Seems like Collada and RSS share a certain naming pattern, and yet Atom/SVG share another one? Mere coincidence, the naming is completely arbitrary and up to the XSD author. Ultimately, to find out the proper Go type name to embed, you'll have to dig a bit inside the generated package. That's actually pretty straightforward, here's how you do it:

A) Suppose you have an XML format where the root element (and only that one) is known to be named:

<gopher>

B) Open the generated Go package source files under $GOPATH/src/github.com/metaleap/go-xsd-pkg/yourdomain.org/xsd/gopher.xsd_go/*.go (unless you used custom paths when you ran the go-xsd/xsd-makepkg tool)

C) Search for an occurence of either:

"gopher"`

( quote, gopher, quote, backtick ), or:

 gopher"`

( whitespace, gopher, quote, backtick )

D) The found occurence is likely the tag for a field in a type named something like XsdGoPkgHasElem_Gopher or XsdGoPkgHasElems_Gopher. Ignore that type, instead focus on the type of the field itself. That's the one you're looking for, the one to embed in your tiny custom doc struct.

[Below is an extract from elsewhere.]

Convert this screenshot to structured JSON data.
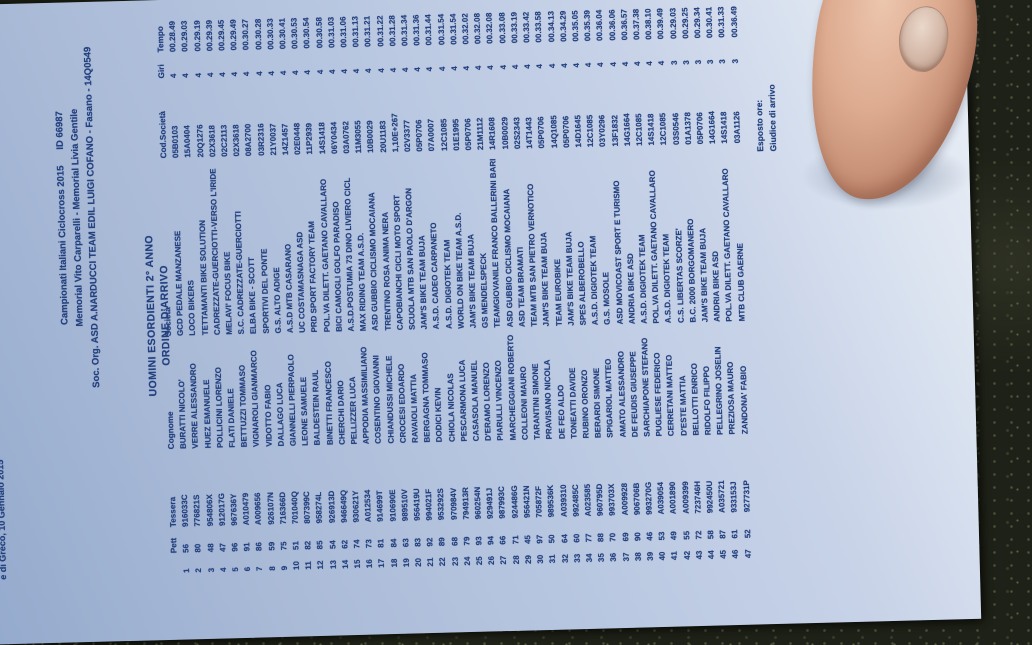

Command-line flags for go-xsd/xsd-makepkg tool:

  • -basepath="": Defaults to github.com/metaleap/go-xsd-pkg. A $GOPATH/src/-relative path (always a slash-style path, even on Windows) where XSD files are downloaded to / loaded from and generated Go wrapper packages are created. Any XSD imports are also rewritten as Go imports from that path (but are not otherwise auto-magically processed in any way).
  • -local=true: Local copy -- only downloads if file does not exist locally
  • -parse=false: Not necessary, unless the generated Go wrapper package fails to compile with either the error "cannot convert {value} to type {type}" or "cannot use {value} (type {type}) as type {type} in return argument" -- ultimately down to a slightly faulty XSD file, but while rare, those exist (hello, KML using 0 and 1 for xs:booleans that are clearly spec'd to be only ever either true or false...)
  • -uri="": The XML Schema Definition file URIs to generate a Go wrapper packages from, whitespace-separated. (For each, the protocol prefix can be omitted, it then defaults to http://. Only protocols understood by the net/http package are supported.)
  • -gofmt=true: Run 'gofmt' against the generated Go wrapper package?